This week, for me, is week 1 of a new academic year (not all universities start at the same time; and, indeed, even within the same university, there may be staggering starts for different programmes and year groups. Luckily, this year I managed to go back to the classroom. I say “luckily” because, while teaching online, from my house, had many logistical advantages, there was a lot that was lost in the process. For instance, the cues that we get from students’ body language about how well they are understanding the topic are all gone; and there is very limited opportunity for casual chats with students during the break or at the end of the session.
While I am back to the classroom (and happy to so do), that is not the case with all students. Thus, this term, I am doing hybrid teaching, whereby I am interacting with students in the classroom and students online, simultaneously. And when you have one part of your audience online and the other part in front of you but with digital devices at hand, that means one thing: using technology – for instance, online polls – to get both groups to engage in the same activity.

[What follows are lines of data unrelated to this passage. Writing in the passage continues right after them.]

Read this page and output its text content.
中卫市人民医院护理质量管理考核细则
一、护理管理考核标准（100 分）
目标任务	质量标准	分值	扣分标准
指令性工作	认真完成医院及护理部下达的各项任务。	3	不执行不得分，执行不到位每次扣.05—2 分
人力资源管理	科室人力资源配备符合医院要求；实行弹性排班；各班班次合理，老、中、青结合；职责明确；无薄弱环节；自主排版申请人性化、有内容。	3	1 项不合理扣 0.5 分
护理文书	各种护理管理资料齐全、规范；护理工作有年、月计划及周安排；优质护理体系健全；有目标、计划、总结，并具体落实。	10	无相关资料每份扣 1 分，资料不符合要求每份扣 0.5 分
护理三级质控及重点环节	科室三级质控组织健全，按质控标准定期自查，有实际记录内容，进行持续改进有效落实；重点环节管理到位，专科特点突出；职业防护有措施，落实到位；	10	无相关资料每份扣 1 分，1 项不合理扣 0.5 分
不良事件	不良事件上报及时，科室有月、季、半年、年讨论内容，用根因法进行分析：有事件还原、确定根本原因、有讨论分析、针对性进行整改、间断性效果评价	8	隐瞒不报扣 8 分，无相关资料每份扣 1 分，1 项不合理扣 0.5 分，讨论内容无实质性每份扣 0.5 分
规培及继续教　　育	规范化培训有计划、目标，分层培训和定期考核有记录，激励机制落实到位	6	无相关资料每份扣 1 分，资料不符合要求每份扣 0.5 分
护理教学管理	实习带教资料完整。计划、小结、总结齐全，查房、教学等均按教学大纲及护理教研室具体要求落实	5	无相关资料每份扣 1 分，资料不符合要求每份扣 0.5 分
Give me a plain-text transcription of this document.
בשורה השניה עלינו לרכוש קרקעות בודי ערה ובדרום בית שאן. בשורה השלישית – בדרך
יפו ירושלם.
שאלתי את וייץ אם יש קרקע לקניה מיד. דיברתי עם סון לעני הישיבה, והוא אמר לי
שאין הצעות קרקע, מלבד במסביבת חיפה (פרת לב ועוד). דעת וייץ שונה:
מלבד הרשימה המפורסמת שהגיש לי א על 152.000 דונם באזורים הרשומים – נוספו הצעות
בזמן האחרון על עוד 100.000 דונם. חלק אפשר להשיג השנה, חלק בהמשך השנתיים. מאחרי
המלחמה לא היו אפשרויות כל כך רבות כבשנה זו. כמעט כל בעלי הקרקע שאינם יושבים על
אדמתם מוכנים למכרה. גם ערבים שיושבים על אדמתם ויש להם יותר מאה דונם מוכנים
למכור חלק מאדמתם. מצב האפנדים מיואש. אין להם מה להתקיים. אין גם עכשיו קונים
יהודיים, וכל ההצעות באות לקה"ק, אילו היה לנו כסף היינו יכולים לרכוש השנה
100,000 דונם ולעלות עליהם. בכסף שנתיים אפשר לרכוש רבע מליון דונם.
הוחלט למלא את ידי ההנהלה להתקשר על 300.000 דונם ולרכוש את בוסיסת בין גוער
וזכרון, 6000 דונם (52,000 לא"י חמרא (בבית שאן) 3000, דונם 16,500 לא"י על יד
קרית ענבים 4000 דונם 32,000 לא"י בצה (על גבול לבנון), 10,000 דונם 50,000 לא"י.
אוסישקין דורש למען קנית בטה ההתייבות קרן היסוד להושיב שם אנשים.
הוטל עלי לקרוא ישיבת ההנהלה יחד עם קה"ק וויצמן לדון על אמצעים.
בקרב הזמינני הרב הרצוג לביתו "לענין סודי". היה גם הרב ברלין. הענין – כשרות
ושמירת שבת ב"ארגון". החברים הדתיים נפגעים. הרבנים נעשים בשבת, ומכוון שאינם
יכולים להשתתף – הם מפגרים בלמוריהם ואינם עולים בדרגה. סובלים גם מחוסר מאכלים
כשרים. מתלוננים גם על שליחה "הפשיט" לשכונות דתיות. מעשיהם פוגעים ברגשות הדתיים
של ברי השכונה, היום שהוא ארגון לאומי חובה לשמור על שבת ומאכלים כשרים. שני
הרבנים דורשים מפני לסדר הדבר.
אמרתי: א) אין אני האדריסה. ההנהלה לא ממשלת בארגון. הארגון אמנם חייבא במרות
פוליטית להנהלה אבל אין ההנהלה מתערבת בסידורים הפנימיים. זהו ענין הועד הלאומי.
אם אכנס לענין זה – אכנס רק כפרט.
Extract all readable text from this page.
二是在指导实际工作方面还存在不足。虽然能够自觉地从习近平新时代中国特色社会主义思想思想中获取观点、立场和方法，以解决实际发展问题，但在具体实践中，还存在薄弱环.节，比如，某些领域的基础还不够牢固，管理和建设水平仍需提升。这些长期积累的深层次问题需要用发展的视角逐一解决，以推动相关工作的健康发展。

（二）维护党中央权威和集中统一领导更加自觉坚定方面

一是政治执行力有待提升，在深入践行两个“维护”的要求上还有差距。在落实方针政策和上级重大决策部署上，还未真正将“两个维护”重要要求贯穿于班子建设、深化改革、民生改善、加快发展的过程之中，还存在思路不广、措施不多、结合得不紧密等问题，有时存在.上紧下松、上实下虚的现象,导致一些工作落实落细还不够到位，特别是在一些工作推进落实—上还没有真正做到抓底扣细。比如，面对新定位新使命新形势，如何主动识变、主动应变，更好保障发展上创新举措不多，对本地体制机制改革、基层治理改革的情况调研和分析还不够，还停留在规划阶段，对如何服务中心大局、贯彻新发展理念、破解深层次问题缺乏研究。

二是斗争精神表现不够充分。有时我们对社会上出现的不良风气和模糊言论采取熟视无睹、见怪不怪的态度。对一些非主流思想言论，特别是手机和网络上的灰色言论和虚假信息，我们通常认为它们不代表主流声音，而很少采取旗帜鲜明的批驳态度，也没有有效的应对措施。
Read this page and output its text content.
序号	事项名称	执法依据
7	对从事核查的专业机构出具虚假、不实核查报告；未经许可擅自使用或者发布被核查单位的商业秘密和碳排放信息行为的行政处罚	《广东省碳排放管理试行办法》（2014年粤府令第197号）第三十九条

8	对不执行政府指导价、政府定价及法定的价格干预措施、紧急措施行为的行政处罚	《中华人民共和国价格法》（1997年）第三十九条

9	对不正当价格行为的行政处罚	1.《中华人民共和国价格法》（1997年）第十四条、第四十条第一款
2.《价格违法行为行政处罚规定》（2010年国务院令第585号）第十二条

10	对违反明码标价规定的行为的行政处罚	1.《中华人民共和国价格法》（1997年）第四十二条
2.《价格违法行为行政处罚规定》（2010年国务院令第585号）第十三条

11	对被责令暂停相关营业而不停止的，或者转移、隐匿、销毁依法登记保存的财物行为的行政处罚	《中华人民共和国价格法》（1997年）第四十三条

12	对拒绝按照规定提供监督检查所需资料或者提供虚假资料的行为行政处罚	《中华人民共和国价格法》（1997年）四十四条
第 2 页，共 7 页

The challenge is, then, to draw students’ attention away from those devices and/or browser, and back to me. Why? Because there is a huge temptation to “multitask” – i.e., keep an eye on lecture slides, while quickly checking the messaging app, the likes on a social media post, and so on.
While these technologies can be a useful tool to engage both groups of students in the same activity, they are also very distracting and have been shown to interfere with students’ working memory and attention, and, consequently, negatively impact key outcomes such as note-taking, recall, reading comprehension and, of course, performance and grades. These effects are described in the paper “Efficient, helpful, or distracting? A literature review of media multitasking in relation to academic performance”, authored by Kaitlyn E. May and Anastasia D. Elder, and published in the International Journal of Educational Technology in Higher Education.
In fact, the authors say that “multitasking” is a myth. We can’t really do / process more than one thing at any one time. What happens, instead, is that our mind switches between tasks, such that, when it is paying attention to one (e.g., the notification), it can’t process the other (e.g., the class activity). Trying to multitask, then, creates “deficits in cognitive control”, whereby we can’t focus attention on goal-relevant information, filter irrelevant information, switch efficiently between tasks, or retain information temporarily.
Moreover, because attention is a limited resource, and because switching between tasks also uses up this resource, when we keep switching between screens, “attentional demand exceeds attentional capacity, the cognitive system overloads and performance suffers.”
Screen switching is also thought to negatively impact on visual working memory, which the authors described as a “cognitive system that holds a limited amount of visual information in a temporary storage buffer so that it may be accessed to efficiently achieve goals.” Though, the authors also mention research suggesting that this effect may be higher in infrequent media multitaskers than in frequent ones, maybe as a result of development of filtering skills. Nonetheless, May and Elder’s review strongly points to the conclusion that trying to balance multiple digital inputs (in class, or at home) negatively impacts learning and cognition “through rapid use of the limited capacity of learners’ information processing channels, especially attention processes, leaving insufficient space for meaningful learning.”
Obviously, these effects apply to us, too. I am no stranger to trying to keep an eye on the e-mails, checking a report and planning dinner, while attending an online seminar or participating in a training workshop.
The challenge, though, is that focus requires training. It takes practice to be able to achieve focus, and to maintain that focus for increasing periods of time.
So, to help me tackle my own screen multitasking issue, I decided to revisit Cal Newport’s book, Deep Work (which I reviewed, here).
Cal Newport outlines four practices to develop the ability to “work for extended periods of time with full concentration on a single task, free from distraction” (page 44). They are:
- Dedicate large chunks of time to knowledge work, and engage fully with the task at hand, without interruptions or distractions;
- Resist the urge to do something, when we feel bored or challenged; and, instead, embrace the feeling that comes with being frustrated with a task, and push through it;
- Quit social media for a while, without announcing it to anyone. Then, when (or even if) we really can’t find a better tool than a particular social media platform to do whatever it is that we need to do (e.g., entertainment, get in touch with someone, research an issue, etc…), we can go back to using that platform, in our own terms;
- Minimise the time and energy spent on non-cognitively demanding, logistical-style tasks.
How is it going? Well, it’s a work in progress, for me. But, I know that focus helps not only the quality of my work, but also my energy levels.
If you, too, find yourself tempted by screen multitasking, I hope that May and Elder’s paper gives you the impetus needed to work on a bit of “digital hygiene”. The effort is very much worth it.